Le feu de la colère allumé en début d’année en raison de la situation critique du monde agricole couvait toujours, mal éteint malgré les mesures -jugées insuffisantes- proposées par le gouvernement pour apaiser les tensions.
Les Ultras de l’A64, menés par Jérôme Bayle, Bertrand Loup et Joël Tournier, fer de lance de la contestation en France, soutenus par leurs homologues espagnols et européens, ne supportent plus, comme l’ensemble de la profession agricole, de n’être pas davantage entendus. « Nous voulons vivre de notre métier, et l’on n’y arrive pas, l’agriculture française se meurt. » L’exaspération renaît, le désespoir pousse à l’action, les Ultras à nouveau prêts à tout, multiplient les rencontres et les interventions au plus haut niveau pour débloquer la situation.
La mobilisation au niveau européen
Bertrand Loup revient sur les dernières semaines en surchauffe : « Un courrier a été envoyé aux présidents des partis politiques français, et nous avons reçu de nombreuses réponses. Jérôme Bayle a obtenu des rendez-vous avec les responsables, pour pouvoir faire remonter le résultat de ces entretiens. L’urgence est d’alerter sur la catastrophe qui va frapper notre profession si l’accord de libre-échange Mercosur est ratifié. »
Ce traité qui suscite depuis 1995 objections et résistances, signerait selon les éleveurs l’arrêt de mort de l’agriculture française, torpillée par l’importation de productions (viandes, volailles…) non soumises aux normes environnementales et sanitaires en vigueur en Europe, et en partie exonérées de taxes douanières. « Une concurrence déloyale inacceptable. » A noter que début novembre plus de 200 députés français de tous bords politiques, ont demandé au gouvernement le blocage de l’accord UE-Mercosur, qui trahit, selon eux, les objectifs et ambitions de l’Europe.

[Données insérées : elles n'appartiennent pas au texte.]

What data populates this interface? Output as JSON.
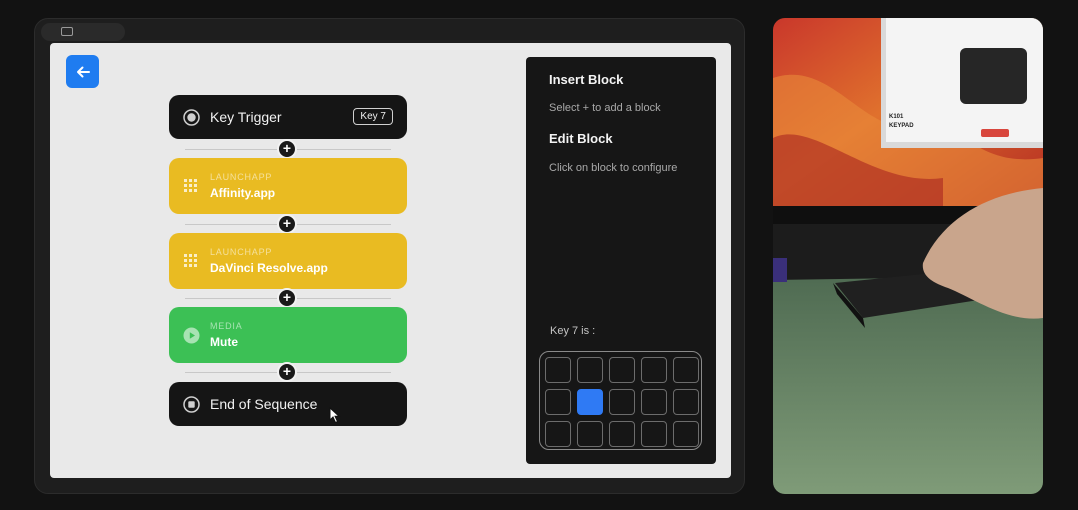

Scission du Mercosur, le contournement de la contestation ?
Les Ultras ont été invités il y a 15 jours à assister au Parlement européen de Strasbourg, à une commission sur la situation sanitaire des élevages. En aparté, Bertrand Loup déplore que seuls trois députés français étaient présents… Les Ultras ont ensuite participé à un groupe de travail au cours duquel ils ont fait état de leurs revendications pour sortir du marasme et pouvoir vivre de leur métier. « Le Mercosur fut un point essentiel de la discussion. Chaque pays dispose d’un véto propre, et la France depuis plusieurs années use du sien pour bloquer la ratification du traité. Or pour contourner l’opposition, le Mercosur serait divisé en plusieurs parties distinctes. » Nième épisode d’une série mouvementée, la scission du traité permettrait de séparer le volet industriel du reste.
« L’Allemagne, l’Espagne, la Pologne, le Portugal, reprend Bertrand Loup, soutiennent cette modification. En contrepartie des milliers de tonnes de viandes et de productions agricoles entreront en Europe, à prix bas, sabordant notre profession qui elle, est respectueuse des normes sanitaires et environnementales. Ce sera de plus un vrai problème de santé publique, notamment celle de nos enfants, via la consommation de ces denrées de mauvaise qualité. Le stress est d’autant plus grand qu’il pourrait être entériné à la suite du G20, prévu les 18 et 19 novembre. »
Les Ultras de l’A 64 veillent au grain, ils sont en négociation avec les ministères, les chefs de partis politiques et les députés européens. « Nous avons demandés à ces derniers de s’allier avec d’autres députés pour appuyer notre position. Si l’agro-industrie peut s’en sortir, le modèle agricole familial à taille humaine que l’on défend sera sacrifié.
Nos liaisons agricoles européennes sont actives, et s’il le faut nous relancerons un grand mouvement global de blocage, tracteurs sont prêts. » Le point fondamental qui sous-tend le mouvement actuel, selon Bertrand Loup, c’est de savoir quel modèle agricole on veut pour demain : une agriculture performante, familiale, respectueuse de la santé et de l’environnement, ou bien l’abandon des ressources à de grands groupes déshumanisés ? La question est posée.